I wanted to touch on the actual physical feel of the TCP Ultimate Controller. Apart from the rear buttons and the thumbsticks, there is another subtle difference between the TCP Ultimate and a regular DualSense controller, and that is the back of the handle grips. TCP has incorporated a high-grade grip that promotes dry hands, allowing you to keep your grip on the controller better. A welcome addition, if you ask me, since I have definitely experienced hands that weren’t the driest they’ve ever been holding a controller (Elden Ring, I am looking at you).
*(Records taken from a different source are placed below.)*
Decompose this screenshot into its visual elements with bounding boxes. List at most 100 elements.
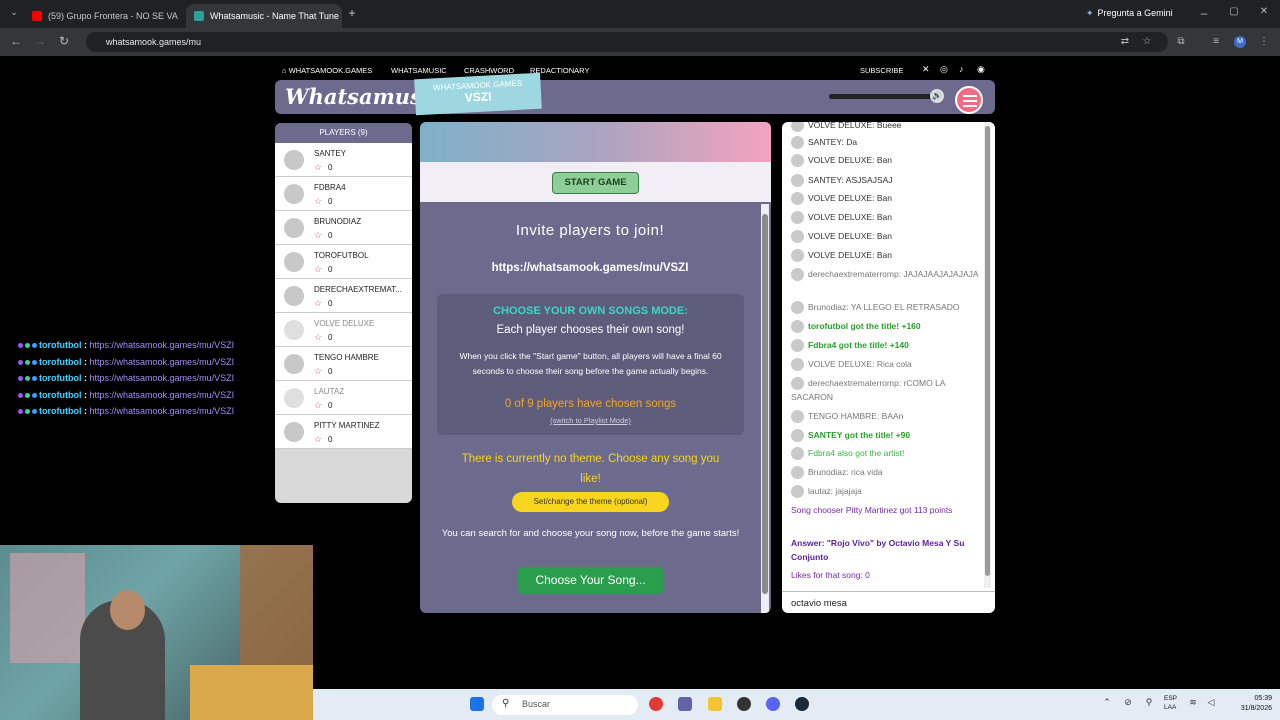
avatar (791, 339, 804, 353)
avatar (284, 422, 304, 442)
avatar (791, 211, 804, 225)
stream-chat-line: torofutbol : https://whatsamook.games/mu… (18, 373, 234, 383)
wifi-icon[interactable]: ≋ (1186, 697, 1200, 711)
nav-home-link[interactable]: ⌂ WHATSAMOOK.GAMES (282, 66, 372, 75)
search-text: You can search for and choose your song … (441, 528, 740, 539)
room-code-badge: WHATSAMOOK.GAMES VSZI (414, 72, 542, 116)
back-icon[interactable]: ← (8, 34, 24, 48)
reload-icon[interactable]: ↻ (56, 34, 72, 48)
media-icon[interactable]: ≡ (1210, 36, 1222, 48)
forward-icon[interactable]: → (32, 34, 48, 48)
star-icon: ☆ (314, 400, 323, 410)
avatar (284, 388, 304, 408)
instagram-icon[interactable]: ◎ (940, 64, 948, 75)
player-row: TOROFUTBOL ☆ 0 (275, 245, 412, 279)
steam-icon[interactable] (795, 697, 809, 711)
invite-url[interactable]: https://whatsamook.games/mu/VSZI (420, 262, 760, 274)
game-banner (420, 122, 771, 162)
hamburger-menu-button[interactable] (955, 86, 983, 114)
extensions-icon[interactable]: ⧉ (1175, 36, 1187, 48)
avatar (791, 174, 804, 188)
player-row: VOLVE DELUXE ☆ 0 (275, 313, 412, 347)
address-bar[interactable]: whatsamook.games/mu (86, 32, 1168, 52)
chat-message: Song chooser Pitty Martinez got 113 poin… (791, 505, 953, 515)
maximize-icon[interactable]: ▢ (1226, 6, 1242, 17)
volume-tray-icon[interactable]: ◁ (1204, 697, 1218, 711)
search-placeholder: Buscar (522, 699, 551, 709)
avatar (791, 268, 804, 282)
chrome-icon[interactable] (649, 697, 663, 711)
avatar (284, 218, 304, 238)
stream-chat-line: torofutbol : https://whatsamook.games/mu… (18, 406, 234, 416)
chat-message: derechaextrematerromp: rCOMO LA SACARON (791, 377, 945, 403)
avatar (791, 377, 804, 391)
windows-taskbar: ⚲ Buscar ⌃ ⊘ ⚲ ESP LAA ≋ ◁ 05:39 31/8/2026 (313, 689, 1280, 720)
volume-slider[interactable] (829, 94, 937, 99)
players-panel: PLAYERS (9) SANTEY ☆ 0 FDBRA4 ☆ 0 BRUNODIAZ ☆… (275, 123, 412, 503)
teams-icon[interactable] (678, 697, 692, 711)
nav-subscribe-link[interactable]: SUBSCRIBE (860, 66, 903, 75)
close-window-icon[interactable]: ✕ (1256, 6, 1272, 17)
star-icon: ☆ (314, 230, 323, 240)
file-explorer-icon[interactable] (708, 697, 722, 711)
gemini-label: Pregunta a Gemini (1097, 8, 1173, 18)
chat-message: VOLVE DELUXE: Ban (791, 210, 981, 225)
star-icon: ☆ (314, 162, 323, 172)
tiktok-icon[interactable]: ♪ (959, 64, 964, 74)
player-row: LAUTAZ ☆ 0 (275, 381, 412, 415)
start-game-button[interactable]: START GAME (552, 172, 639, 194)
discord-app-icon[interactable] (766, 697, 780, 711)
chat-input[interactable]: octavio mesa (782, 591, 995, 613)
tab-whatsamusic[interactable]: Whatsamusic - Name That Tune ✕ (186, 4, 342, 28)
chat-message: VOLVE DELUXE: Ban (791, 191, 981, 206)
network-icon[interactable]: ⊘ (1121, 697, 1135, 711)
mode-box: CHOOSE YOUR OWN SONGS MODE: Each player … (437, 294, 744, 435)
tab-list-icon[interactable]: ⌄ (6, 7, 22, 18)
tab-youtube[interactable]: (59) Grupo Frontera - NO SE VA ✕ (24, 4, 182, 28)
chat-scrollbar[interactable] (984, 122, 991, 588)
avatar (791, 154, 804, 168)
avatar (791, 410, 804, 424)
url-text: whatsamook.games/mu (106, 37, 202, 47)
site-header: Whatsamusic WHATSAMOOK.GAMES VSZI 🔊 (275, 72, 995, 116)
avatar (791, 466, 804, 480)
youtube-icon (32, 11, 42, 21)
avatar (791, 429, 804, 443)
tray-chevron-icon[interactable]: ⌃ (1100, 697, 1114, 711)
player-row: PITTY MARTINEZ ☆ 0 (275, 415, 412, 449)
star-icon: ☆ (314, 196, 323, 206)
minimize-icon[interactable]: – (1196, 6, 1212, 20)
obs-icon[interactable] (737, 697, 751, 711)
chat-message: VOLVE DELUXE: Ban (791, 153, 981, 168)
switch-playlist-link[interactable]: (switch to Playlist Mode) (437, 416, 744, 425)
location-icon[interactable]: ⚲ (1142, 697, 1156, 711)
player-row: TENGO HAMBRE ☆ 0 (275, 347, 412, 381)
chosen-count: 0 of 9 players have chosen songs (504, 398, 677, 410)
set-theme-button[interactable]: Set/change the theme (optional) (512, 492, 669, 512)
gemini-button[interactable]: ✦ Pregunta a Gemini (1078, 5, 1181, 21)
chat-message: VOLVE DELUXE: Ban (791, 229, 981, 244)
chat-message: lautaz: jajajaja (791, 484, 981, 499)
bookmark-star-icon[interactable]: ☆ (1141, 36, 1153, 48)
profile-avatar[interactable]: M (1234, 36, 1246, 48)
chat-message: VOLVE DELUXE: Bueee (791, 122, 981, 133)
more-icon[interactable]: ⋮ (1258, 36, 1270, 48)
language-indicator[interactable]: ESP LAA (1164, 694, 1177, 712)
discord-icon[interactable]: ◉ (977, 64, 985, 75)
translate-icon[interactable]: ⇄ (1119, 36, 1131, 48)
taskbar-clock[interactable]: 05:39 31/8/2026 (1224, 694, 1272, 714)
chat-message: Brunodiaz: YA LLEGO EL RETRASADO (791, 300, 981, 315)
twitter-icon[interactable]: ✕ (922, 64, 930, 75)
chat-message: SANTEY: Da (791, 135, 981, 150)
new-tab-button[interactable]: + (344, 6, 360, 20)
chat-message: torofutbol got the title! +160 (791, 319, 981, 334)
main-scrollbar[interactable] (761, 204, 769, 613)
volume-icon[interactable]: 🔊 (930, 89, 944, 103)
windows-start-icon[interactable] (470, 697, 484, 711)
chat-message: Brunodiaz: rica vida (791, 465, 981, 480)
chat-message: Answer: "Rojo Vivo" by Octavio Mesa Y Su… (791, 538, 965, 562)
webcam-feed (0, 545, 313, 720)
nav-whatsamusic-link[interactable]: WHATSAMUSIC (391, 66, 447, 75)
taskbar-search[interactable]: ⚲ Buscar (492, 695, 638, 715)
choose-song-button[interactable]: Choose Your Song... (518, 567, 663, 594)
It’s not all sunshine and roses with the TCP Ultimate Controller, however, as there are a couple of things that I didn’t know I needed until they were taken away. The most egregious of which is the controller’s inability to be used in tandem with a controller charging stand. I use the HyperX ChargePlay Duo to charge my red and my regular white DualSense controllers, but since the TCP Ultimate Controller has the rear buttons, it does not fit on the charging stand! This is a moot point if you don’t use a charging stand, but shelf space is at a premium in my gaming setup, so having another controller taking up extra space is less than ideal.
The other issue I had with the TCP Ultimate was the mappable rear buttons functionality. They aren’t recognized as independent buttons in whatever game you may be playing. By this, I mean that you aren’t able to go into the controller settings in your game and map a function to those buttons. They will only mirror the function of whatever button you map them to. Mapping the rear buttons comes with a caveat, in that you can only map the buttons on the front of the controller, i.e. the d-pad, the X, Square, Circle, and Triangle Buttons, as well as L3 and R3. L1 & R1 and L2 & R2 are not able to be mapped to the rear buttons.
With those two complaints in mind, we come to the price of such a controller. TCP have put the TCP Ultimate at a price point of $216.44 USD, which I think might be a little on the higher side, but since Sony has yet to release the price point for their DualSense Edge controller, we’ll have to wait and see if it’s comparable.
All-in-all, I am very happy with the TCP Ultimate PS5 Controller. I like the feel, and I like the rear buttons. The positives of the controller far outweigh the negatives, and they aren’t even negatives, just my personal preferences and because of that, I can confidently recommend the TCP Ultimate as an addition to your gaming essentials.